La Coalition GCPEA a salué la nouvelle résolution du Conseil de sécurité et appelé les forces armées et les groupes armés non-étatiques a cesser sans délais leurs attaques contre les écoles, les enseignant(e)s et les élèves, et à respecter les nouvelles mesures établies par l’ONU afin de protéger l’éducation en temps de conflit armé.

La présidente de la coalition GCPEA, Zama Coursen-Neff, a tenu les propos suivants: « Les attaques contre l’éducation coûtent la vie aux élèves et aux enseignant(e)s et engendrent un recul spectaculaire de l’assiduité scolaire, laissant un nombre incalculable d’enfants sans aucune éducation. Le Conseil de sécurité a mis en garde les forces militaires et les groupes armés en précisant que de telles violations ne sauraient être tolérées. »

Jan Eastman, Secrétaire générale adjointe de l’IE, a déclaré: « Les conflits armés et les attaques contre l’éducation détruisent non seulement les infrastructures scolaires mais aussi les espoirs et les ambitions de générations d’enfants, d’enseignant(e)s, d’universitaires et de travailleurs/euses de l’éducation, à une échelle souvent méconnue.

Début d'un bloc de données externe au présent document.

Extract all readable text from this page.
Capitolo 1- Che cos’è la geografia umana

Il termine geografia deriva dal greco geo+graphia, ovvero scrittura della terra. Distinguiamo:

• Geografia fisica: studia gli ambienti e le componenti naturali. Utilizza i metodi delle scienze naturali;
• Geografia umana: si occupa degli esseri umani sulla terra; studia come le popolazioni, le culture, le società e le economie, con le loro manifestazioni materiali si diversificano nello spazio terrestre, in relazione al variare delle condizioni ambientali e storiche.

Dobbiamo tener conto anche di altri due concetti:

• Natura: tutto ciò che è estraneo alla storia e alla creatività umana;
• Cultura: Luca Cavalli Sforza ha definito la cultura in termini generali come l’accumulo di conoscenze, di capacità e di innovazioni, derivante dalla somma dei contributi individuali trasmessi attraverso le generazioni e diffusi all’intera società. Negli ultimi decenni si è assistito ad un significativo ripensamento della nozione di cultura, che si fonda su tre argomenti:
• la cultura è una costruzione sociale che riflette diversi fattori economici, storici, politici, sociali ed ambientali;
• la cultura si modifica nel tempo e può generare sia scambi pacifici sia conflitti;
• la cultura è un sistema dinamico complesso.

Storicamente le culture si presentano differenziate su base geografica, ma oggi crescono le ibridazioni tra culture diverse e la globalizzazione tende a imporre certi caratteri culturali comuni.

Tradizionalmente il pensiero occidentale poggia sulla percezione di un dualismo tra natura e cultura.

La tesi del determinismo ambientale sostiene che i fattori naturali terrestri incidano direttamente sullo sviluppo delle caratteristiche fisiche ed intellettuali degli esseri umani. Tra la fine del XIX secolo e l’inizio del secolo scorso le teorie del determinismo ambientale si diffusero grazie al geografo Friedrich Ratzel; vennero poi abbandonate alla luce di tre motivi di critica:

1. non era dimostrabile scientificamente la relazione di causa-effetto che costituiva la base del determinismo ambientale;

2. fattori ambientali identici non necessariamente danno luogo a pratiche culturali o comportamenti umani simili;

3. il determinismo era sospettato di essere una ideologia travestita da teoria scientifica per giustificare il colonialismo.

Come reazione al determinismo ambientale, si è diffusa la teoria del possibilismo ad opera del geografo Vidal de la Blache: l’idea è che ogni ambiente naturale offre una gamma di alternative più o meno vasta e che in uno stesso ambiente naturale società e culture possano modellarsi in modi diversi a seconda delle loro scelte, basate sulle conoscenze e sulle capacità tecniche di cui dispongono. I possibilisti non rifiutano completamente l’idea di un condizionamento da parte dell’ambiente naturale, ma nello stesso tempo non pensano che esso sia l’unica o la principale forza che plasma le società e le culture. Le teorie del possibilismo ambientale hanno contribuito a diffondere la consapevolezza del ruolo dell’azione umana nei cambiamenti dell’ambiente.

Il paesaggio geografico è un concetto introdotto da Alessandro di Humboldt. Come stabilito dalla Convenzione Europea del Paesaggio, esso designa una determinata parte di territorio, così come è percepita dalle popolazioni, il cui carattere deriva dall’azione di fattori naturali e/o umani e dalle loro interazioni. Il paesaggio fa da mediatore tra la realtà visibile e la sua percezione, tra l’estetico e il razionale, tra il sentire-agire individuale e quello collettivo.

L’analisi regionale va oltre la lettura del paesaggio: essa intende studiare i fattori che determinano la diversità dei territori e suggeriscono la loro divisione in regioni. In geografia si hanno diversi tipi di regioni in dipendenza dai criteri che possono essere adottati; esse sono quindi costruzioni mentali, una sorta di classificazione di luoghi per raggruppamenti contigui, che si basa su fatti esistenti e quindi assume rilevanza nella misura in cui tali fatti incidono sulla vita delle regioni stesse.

Cette résolution apporte de bonnes nouvelles. Elle se présente comme un instrument pour contrer la progression alarmante des attaques politiques et militaires violentes et respecter la promesse collective qui a été lancée lors du Forum mondial de l’éducation à Dakar en 2000, à savoir: ‘Les écoles devraient être respectées et protégées comme des sanctuaires et des zones de paix’ ».

L’IE reste engagée dans de multiples initiatives cohésives destinées à assurer que les écoles soient des sanctuaires sûrs et que le droit à l’éducation soit non seulement respecté, mais aussi maintenu. L’IE exhorte la communauté internationale à prendre des mesures continues pour garantir la protection de l’éducation en temps de conflit et favoriser la réalisation de son potentiel en tant que vecteur de paix à travers le monde. L’IE invite ses membres à s’impliquer dans les activités de surveillance et notification des attaques à l’encontre de l’éducation, du personnel éducatif et des syndicalistes, et à se joindre à l’appel lancé pour faire cesser toute impunité.

À cette fin, les organisations affiliées peuvent s’appuyer sur la Déclaration de 2009 de l’IE « Les établissements scolaires doivent être des havres de paix».

Le Comité directeur de la Coalition mondiale pour la protection de l’éducation contre les attaques (GCPEA) inclut le Council for Assisting Refugee Academics (Conseil d’aide aux universitaires réfugiés), l’ONG Education Above All, l’IE, Human Rights Watch, l’ Institute of International Education, Save the Children, l’UNESCO, l’UNICEF et l’UNHCR.